Outro ponto importante é a qualidade da educação dada aos estudantes brasileiros. A formação dos professores, promovida pelos programas governamentais, tem enfoque sobre os planos de aula e as intervenções pedagógicas que instrumentalizam crianças e adolescente para realizarem, quase exclusivamente, as avaliações externas. Essa educação norteada por conteúdos elementares atua como uma prática de naturalização das contradições próprias ao modelo da sociedade capitalista, tanto ao promover o desenvolvimento parcial das capacidades dos estudantes, como na legitimação da lógica da competição e das desigualdades de aprendizagem como óbvias e naturalmente postas. Isso sem falar no processo excludente que tem sido adotado para mascarar resultados e não revelar os reais dados por trás dos indicadores. Estudantes com necessidades especiais de aprendizagem, com deficiência intelectual ou demais comprometimentos cognitivos são laudados de forma massiva, sem as devidas observações e o tempo necessário à elaboração de diagnósticos médicos mais precisos e reais.

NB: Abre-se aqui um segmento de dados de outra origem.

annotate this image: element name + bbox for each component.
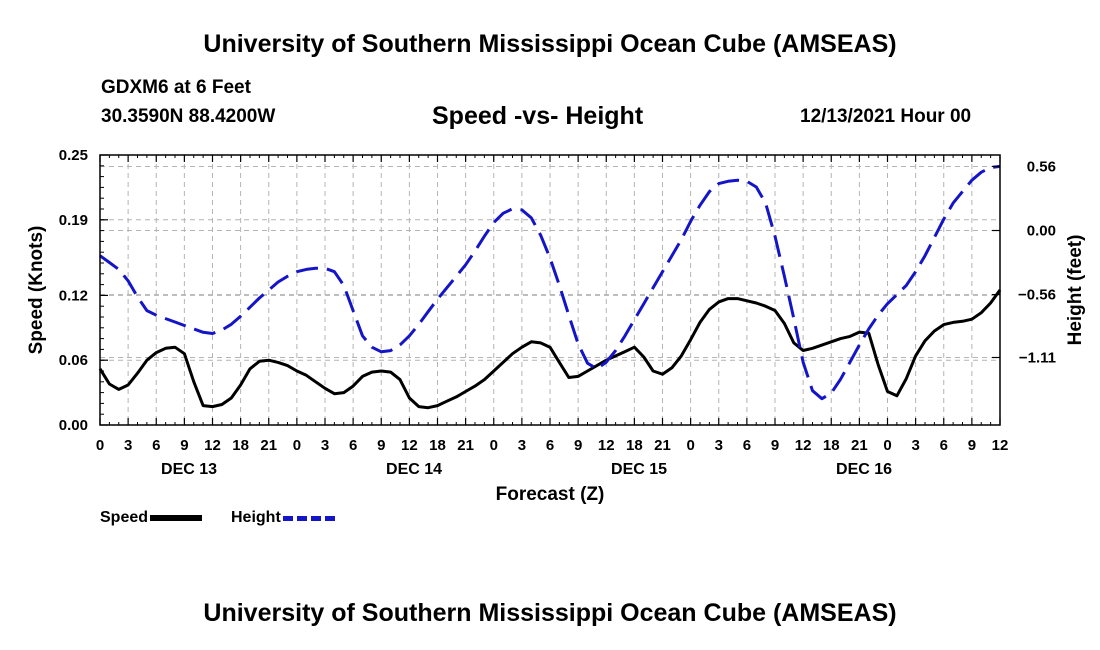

A explicação para essa situação se dá porque as avaliações são censitárias, ou seja, são consideradas as informações constantes no Educacenso (plataforma que consolida os dados educacionais de todo o Brasil). Por esse sistema, crianças laudadas não contam para as avaliações, portanto, não são contabilizadas nos resultados oficiais. Sendo os dados do censo os que serão oficializados, outra forma de mascarar os índices é formalizar a matrícula de estudantes considerados de baixo rendimento somente após o fechamento do sistema. Além de fomentar a adoção de procedimentos administrativos questionáveis – práticas adotadas por inúmeras escolas e de conhecimento dos governos, inclusive do Ceará – essa ação revela o caráter corrupto, excludente e mercantilista que tem tomado a educação brasileira, além da omissão do estado em garantir melhores condições para o trabalho educativo e o fornecimento dos atendimentos especializados e multidisciplinares necessários ao amplo desenvolvimento de uma grande parcela da população.

Por essas razões e por outras se faz a urgente a organização e a luta dos trabalhadores de diversos setores, dos profissionais da educação e dos estudantes de todo o Brasil em prol de uma educação verdadeiramente pública, gratuita e de qualidade. É preciso romper com a mercantilização e a sujeição da educação brasileira aos interesses do capital financeiro internacional. A luta por uma formação que permita às crianças e jovens o desenvolvimento pleno de suas capacidades, nos marcos de uma educação do povo e para o povo, não é apenas um ideal a ser perseguido: é urgente e necessária.

Fora Temer!

Eleições gerais, já!

Fontes:

BRASIL. Resumo técnico Ideb 2005 – 2015.  Brasília: Instituto Nacional de Estudos e Pesquisas Educacionais Anísio Teixeira, 2016.

INEP. Instituto Nacional de Estudos e Pesquisas Educacionais Anísio Teixeira Ver: <www.inep.gov.br>

OECD. Council Resolution on Enlargement and Enhanced Engagement. Disponível em: <http://www.oecd.org>.

International Centre for Trade and Sustainable Development (ICTSD).  Acesso em português: www.pt.ictsd.org.